Bisnis.com, JAKARTA—Pendiri Alibaba Group Holding Ltd. Jack Ma pesimistis janjinya untuk membuka 1 juta pekerjaan di Amerika Serikat kini tak lagi dapat ditepati.
Pasalnya, janji tersebut menjadi tidak mungkin terealisasi karena perang dagang antara AS dan China telah memukul mundur upaya memperdalam hubungan antara dua ekonomi terbesar di dunia tersebut.
“Janjinya dibuat berdasarkan hubungan kolaboratif dan bersahabat yang dimiliki China dan AS. Situasi sekarang ini telah menghancukan niat kami dan [janji kami] tidak akan pernah tercapai,” kata Ma, seperti dikutip Bloomberg, Kamis (20/9/2018).
Ma, sebagai orang terkaya di China, menyampaikan hal tersebut dalam wawancara bersama layanan berita milik Pemerintah China Xinhua.
Dia mengungkapkan bahwa janjinya untuk Presiden AS Donald Trump tersebut tidak lagi dapat direalisasikan karena situasi yang tidak stabil dalam perdagangan AS—Chna saat ini.
Adapun Ma dan Trump sempat bertemu pada Januari 2017 dan berdiskusi mengenai cara menambahkan bisnis kecil dan menengah milik AS ke dalam platform Alibaba, sehingga dapat meningkatkan ketersediaan lapangan kerja di Negeri Paman Sam.
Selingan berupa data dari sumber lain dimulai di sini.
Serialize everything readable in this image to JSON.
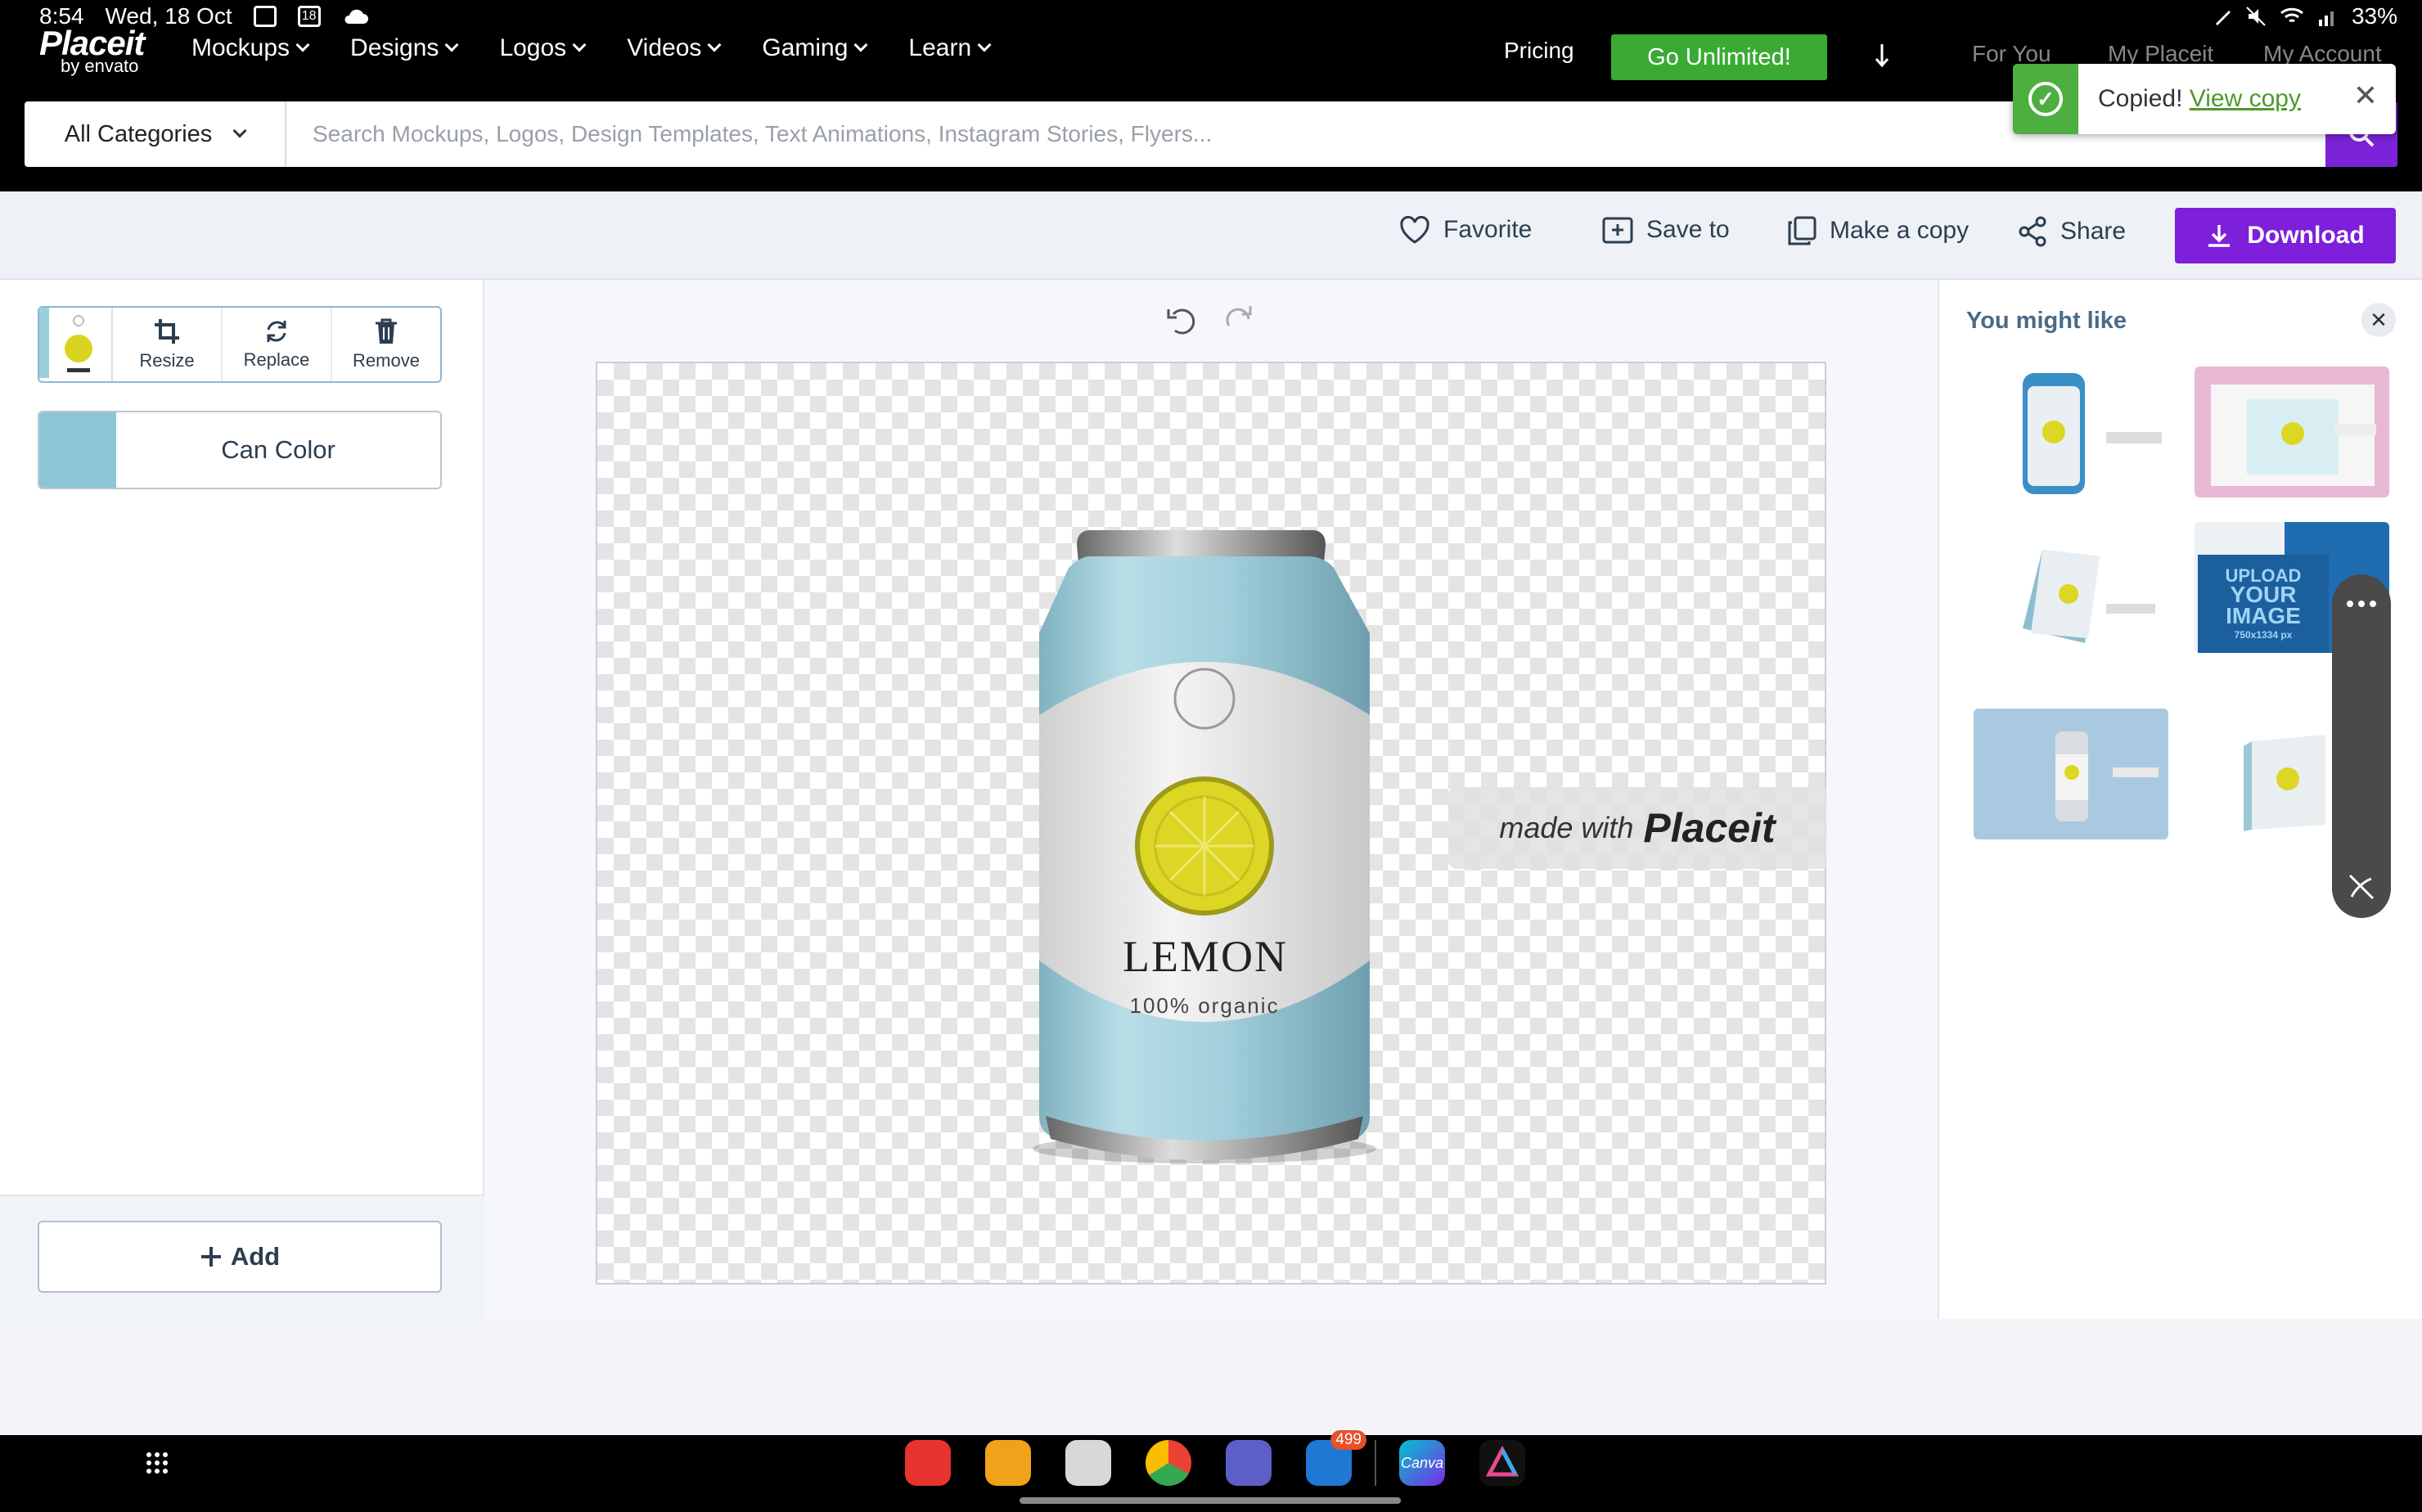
{
  "status_bar": {
    "time": "8:54",
    "date": "Wed, 18 Oct",
    "battery": "33%",
    "calendar_day": "18"
  },
  "nav": {
    "logo": "Placeit",
    "logo_sub": "by envato",
    "menu": [
      {
        "label": "Mockups"
      },
      {
        "label": "Designs"
      },
      {
        "label": "Logos"
      },
      {
        "label": "Videos"
      },
      {
        "label": "Gaming"
      },
      {
        "label": "Learn"
      }
    ],
    "pricing": "Pricing",
    "cta": "Go Unlimited!",
    "right": [
      "For You",
      "My Placeit",
      "My Account"
    ]
  },
  "toast": {
    "text": "Copied!",
    "link": "View copy"
  },
  "search": {
    "category": "All Categories",
    "placeholder": "Search Mockups, Logos, Design Templates, Text Animations, Instagram Stories, Flyers..."
  },
  "toolbar": {
    "favorite": "Favorite",
    "save_to": "Save to",
    "make_copy": "Make a copy",
    "share": "Share",
    "download": "Download"
  },
  "left_panel": {
    "layer_actions": [
      "Resize",
      "Replace",
      "Remove"
    ],
    "color_label": "Can Color",
    "swatch_color": "#8ec5d5",
    "add": "Add"
  },
  "canvas": {
    "product": {
      "brand": "LEMON",
      "tagline": "100% organic"
    },
    "watermark": {
      "prefix": "made with",
      "brand": "Placeit"
    }
  },
  "right_panel": {
    "title": "You might like",
    "thumb_text": [
      "UPLOAD",
      "YOUR",
      "IMAGE",
      "750x1334 px"
    ]
  },
  "taskbar": {
    "mail_badge": "499",
    "canva": "Canva"
  },
  "colors": {
    "accent_purple": "#7d1fdb",
    "cta_green": "#3aaa35",
    "link_green": "#4c9a2a"
  }
}
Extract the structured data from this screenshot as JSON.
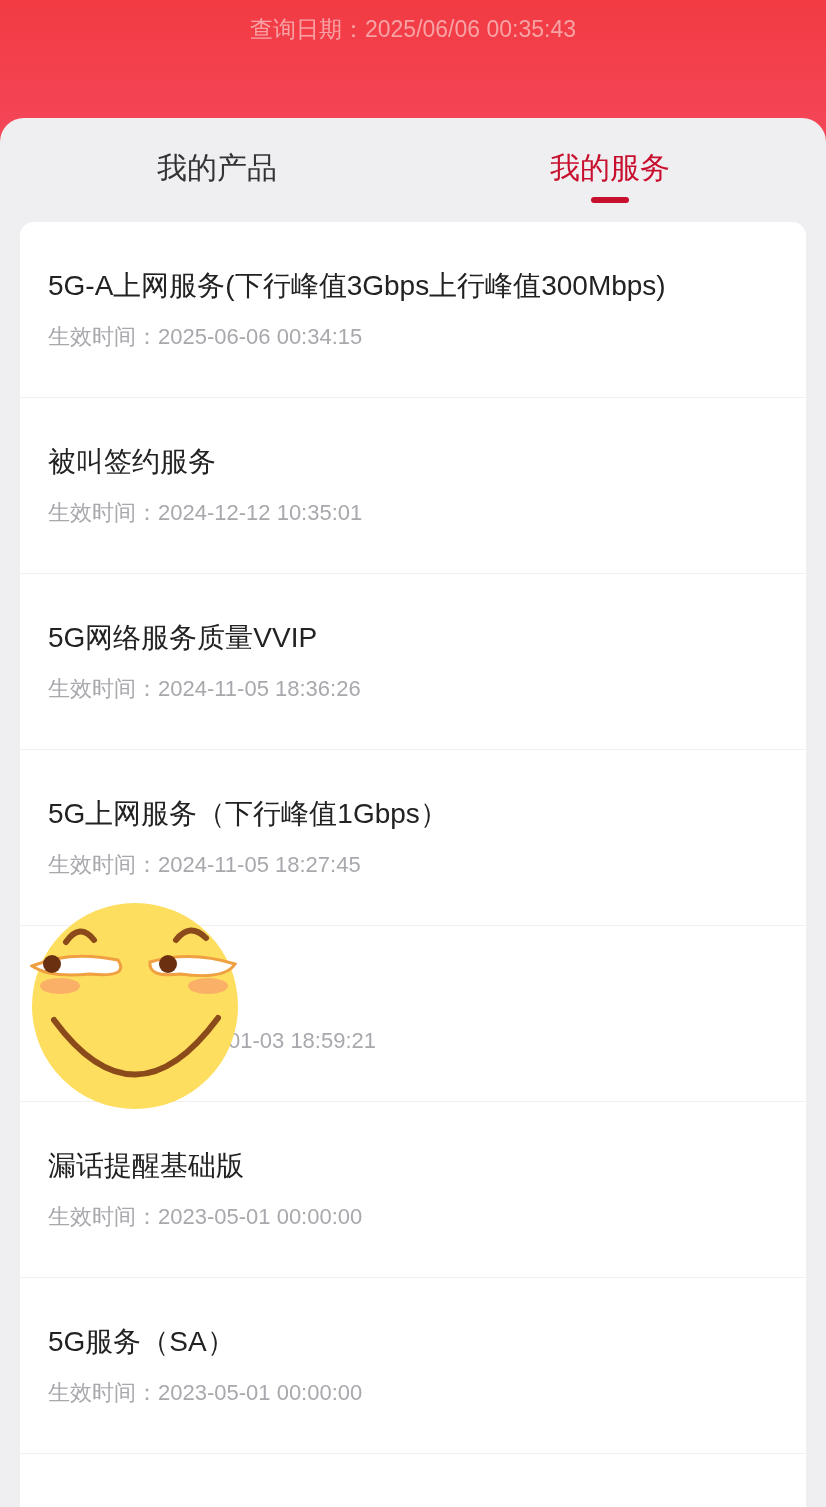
{
  "header": {
    "query_date": "查询日期：2025/06/06 00:35:43"
  },
  "tabs": [
    {
      "label": "我的产品",
      "selected": false
    },
    {
      "label": "我的服务",
      "selected": true
    }
  ],
  "services": [
    {
      "kind": "full",
      "title": "5G-A上网服务(下行峰值3Gbps上行峰值300Mbps)",
      "date": "生效时间：2025-06-06 00:34:15"
    },
    {
      "kind": "full",
      "title": "被叫签约服务",
      "date": "生效时间：2024-12-12 10:35:01"
    },
    {
      "kind": "full",
      "title": "5G网络服务质量VVIP",
      "date": "生效时间：2024-11-05 18:36:26"
    },
    {
      "kind": "full",
      "title": "5G上网服务（下行峰值1Gbps）",
      "date": "生效时间：2024-11-05 18:27:45"
    },
    {
      "kind": "covered",
      "date": "01-03 18:59:21"
    },
    {
      "kind": "full",
      "title": "漏话提醒基础版",
      "date": "生效时间：2023-05-01 00:00:00"
    },
    {
      "kind": "full",
      "title": "5G服务（SA）",
      "date": "生效时间：2023-05-01 00:00:00"
    }
  ],
  "sticker": {
    "kind": "smiley"
  }
}
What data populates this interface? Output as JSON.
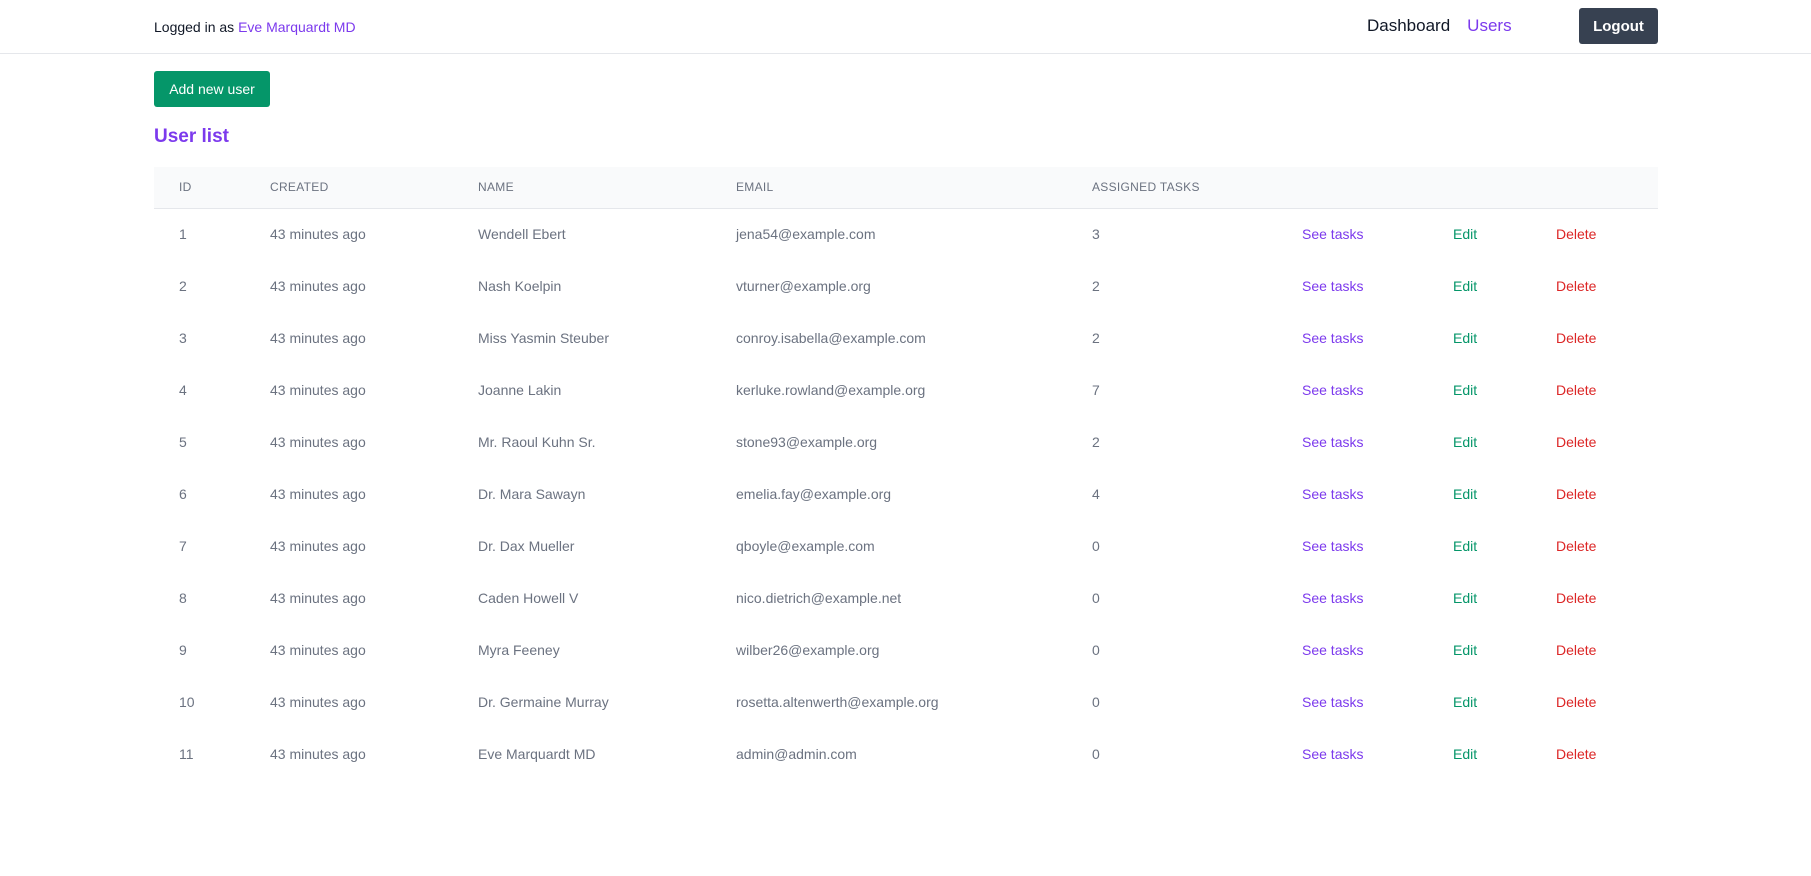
{
  "header": {
    "logged_in_prefix": "Logged in as",
    "user_name": "Eve Marquardt MD",
    "nav": {
      "dashboard": "Dashboard",
      "users": "Users"
    },
    "logout_label": "Logout"
  },
  "toolbar": {
    "add_user_label": "Add new user"
  },
  "section_title": "User list",
  "table": {
    "columns": [
      "ID",
      "Created",
      "Name",
      "Email",
      "Assigned tasks"
    ],
    "actions": {
      "see_tasks": "See tasks",
      "edit": "Edit",
      "delete": "Delete"
    },
    "rows": [
      {
        "id": "1",
        "created": "43 minutes ago",
        "name": "Wendell Ebert",
        "email": "jena54@example.com",
        "tasks": "3"
      },
      {
        "id": "2",
        "created": "43 minutes ago",
        "name": "Nash Koelpin",
        "email": "vturner@example.org",
        "tasks": "2"
      },
      {
        "id": "3",
        "created": "43 minutes ago",
        "name": "Miss Yasmin Steuber",
        "email": "conroy.isabella@example.com",
        "tasks": "2"
      },
      {
        "id": "4",
        "created": "43 minutes ago",
        "name": "Joanne Lakin",
        "email": "kerluke.rowland@example.org",
        "tasks": "7"
      },
      {
        "id": "5",
        "created": "43 minutes ago",
        "name": "Mr. Raoul Kuhn Sr.",
        "email": "stone93@example.org",
        "tasks": "2"
      },
      {
        "id": "6",
        "created": "43 minutes ago",
        "name": "Dr. Mara Sawayn",
        "email": "emelia.fay@example.org",
        "tasks": "4"
      },
      {
        "id": "7",
        "created": "43 minutes ago",
        "name": "Dr. Dax Mueller",
        "email": "qboyle@example.com",
        "tasks": "0"
      },
      {
        "id": "8",
        "created": "43 minutes ago",
        "name": "Caden Howell V",
        "email": "nico.dietrich@example.net",
        "tasks": "0"
      },
      {
        "id": "9",
        "created": "43 minutes ago",
        "name": "Myra Feeney",
        "email": "wilber26@example.org",
        "tasks": "0"
      },
      {
        "id": "10",
        "created": "43 minutes ago",
        "name": "Dr. Germaine Murray",
        "email": "rosetta.altenwerth@example.org",
        "tasks": "0"
      },
      {
        "id": "11",
        "created": "43 minutes ago",
        "name": "Eve Marquardt MD",
        "email": "admin@admin.com",
        "tasks": "0"
      }
    ]
  },
  "colors": {
    "accent": "#7c3aed",
    "success": "#059669",
    "danger": "#dc2626",
    "dark_button": "#374151"
  }
}
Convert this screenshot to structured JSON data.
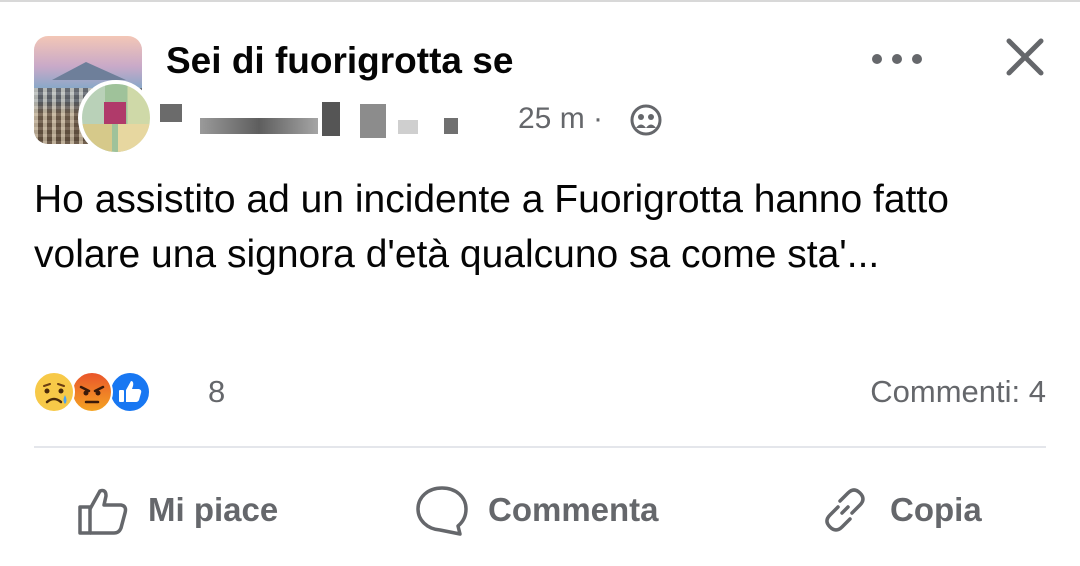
{
  "header": {
    "group_name": "Sei di fuorigrotta se",
    "time": "25 m ·"
  },
  "post": {
    "text": "Ho assistito ad un incidente a Fuorigrotta hanno fatto volare una signora d'età qualcuno sa come sta'..."
  },
  "reactions": {
    "icons": [
      "sad-emoji-icon",
      "angry-emoji-icon",
      "like-reaction-icon"
    ],
    "count": "8",
    "comments": "Commenti: 4"
  },
  "actions": {
    "like_label": "Mi piace",
    "comment_label": "Commenta",
    "copy_label": "Copia"
  },
  "colors": {
    "secondary_text": "#65676b",
    "like_blue": "#1877f2"
  }
}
Belakangan ini, Ma memang tampil lebih kritis di dalam menilai perang dagang antara AS dan China. Dia pun menegaskan bahwa perang dagang tersebut dapat merusak banyak bisnis di seluruh dunia.
Pada Selasa, dia memperingatkan pemimpin bisnis dan politik di China agar bersiap-siap untuk berada di dalam konflik ini—persaingan dua negara—setidaknya hingga 20 tahun ke depan, atau selama Trump menjabat presiden AS.
Selain itu, Ma juga menyampaikan bahwa dia akan tetap mendorong pengembangan yang sehat di dalam hubungan dagang bilateral.
“Perdagangan bukanlah senjata dan tidak seharusnya digunakan untuk berperang,” imbuh Ma.
Adapun tensi dagang antara AS dan China semakin menguat pekan ini setelah China mengumumkan bakal meretaliasi tarif yang diberlakukan AS pekan depan, sebesar 10% untuk produk impor asal China senilai US$200 miliar.
China menyampaikan tarif retaliasinya itu akan menyasar produk impor asal AS senilai US$60 miliar, yang terdiri dari daging hingga gandum dan tekstil.
“Dalam jangka pendek, komunitas bisnis di China, AS, dan Eropa akan berada dalam masalah. Hal ini akan berlangsung lama. Jika kalian ingin solusi jangka pendek, solusi itu tidak ada,” ujar Ma.